In rural southern New Jersey, where I mostly grew up, apple orchards surrounded us with miles of fruitfulness and roadside stands. I so clearly remember the smell of Winesap, Macintosh and Delicious, and the cool mustiness of the cider place where we would go to get gallons of dark juice and apples by the bushel. The cider place has now closed for good and stands sadly derelict, a reminder of time’s brutal speed. But several orchards and their colourful roadside displays persist, and there are newer varieties of apple now. My folks and I sampled several in the car on my last visit, like English roadside picnickers: Honeycrisp won.
Apples are a link with the past, and I see them in my life to the end. When I find myself thinking of such things, I wish for my last breath to be taken in an orchard under a bough of apple blossom, and hope, at least, that I can conjure that image when I need it.
With more hope than skill, and thoughts of beginnings, not endings, I planted an espalier apple on a north-facing wall when we moved into our cottage in rural Cambridgeshire 13 years ago — the first home we had bought, and one with a garden — small, but ours, where we could at last plant something as permanent as a tree. I had chosen the variety — Dr Kidd’s Orange Red Pippin — after months of consideration and consultation.

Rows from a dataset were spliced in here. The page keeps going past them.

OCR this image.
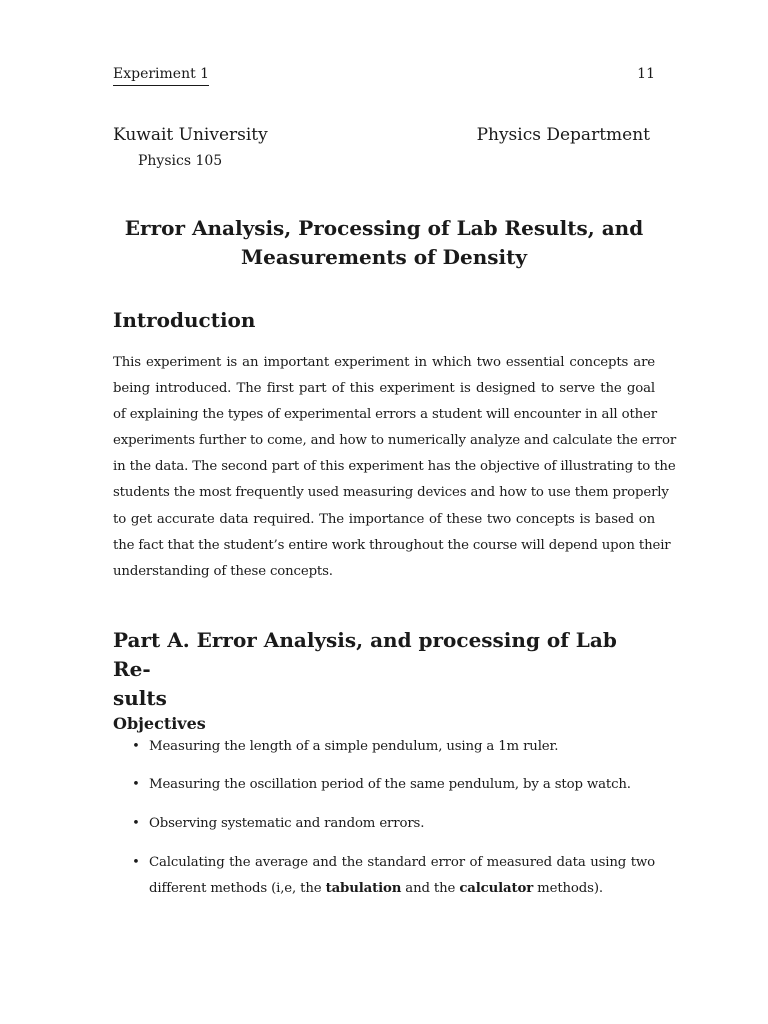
Experiment 1	11
Kuwait University	Physics Department
Physics 105
Error Analysis, Processing of Lab Results, and
Measurements of Density
Introduction

This experiment is an important experiment in which two essential concepts are
being introduced. The first part of this experiment is designed to serve the goal
of explaining the types of experimental errors a student will encounter in all other
experiments further to come, and how to numerically analyze and calculate the error
in the data. The second part of this experiment has the objective of illustrating to the
students the most frequently used measuring devices and how to use them properly
to get accurate data required. The importance of these two concepts is based on
the fact that the student’s entire work throughout the course will depend upon their
understanding of these concepts.

Part A. Error Analysis, and processing of Lab Re-
sults
Objectives
• Measuring the length of a simple pendulum, using a 1m ruler.
• Measuring the oscillation period of the same pendulum, by a stop watch.
• Observing systematic and random errors.
• Calculating the average and the standard error of measured data using two
different methods (i,e, the tabulation and the calculator methods).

Having taken the plunge at last, I received in the mail from somewhere in Jersey (the island, not my childhood home) a slender stick, a little unpromising and with suspiciously sparse roots, but I trusted to nature (and good soil preparation).
It grew!, and after a couple of years produced some beautiful blossom, which I pollinated by hand with the help of an escapee tree down the lane. I think we harvested about three apples that year, and they were juicy and crisp and very, very special. It was soon after this that I made a serious pruning error, unwittingly diverting the growing point to a lateral branch. The result over time is a crazed tangle towering over the tamer lower story, a top-heavy shock of growth like an exploding matchstick or a skinny punk with an impressive Mohawk. I didn’t have the heart to correct my error when I had the chance, as the new growth was so full of blossom, so stuck with the experiment.
This year we had a bounteous crop from the Mohawk storey, and nothing at all from the espaliered branches. The bees had done the work for me in spring, as there was enough blossom for once to attract their interest. I harvested with some difficulty (and our tallest ladder), just before the autumn winds threatened to take the whole top-heavy arrangement down, poor thing, those Mohawk branches acting like a sail. I pruned them hard back once I’d gathered every last apple, and it looks more like a stick figure with buzz cut now.
But I am delighted with the apples themselves — juicy, crisp and of handsome shape and colour, not too marred by weather or insects, and with a lovely tang that makes them delicious for cooking as well as eating as they are. I managed apple butter, homely pies, an elegant rose apple tart, applesauce cupcakes, and the healthier one-a-day for a few weeks now. I am grateful to have the forgiveness of Dr Kidd’s Orange Red. He is a patient fellow. And our living room smells a little of the cider place when the sun hits the fruit bowl for its one hour every afternoon — a few moments to savour.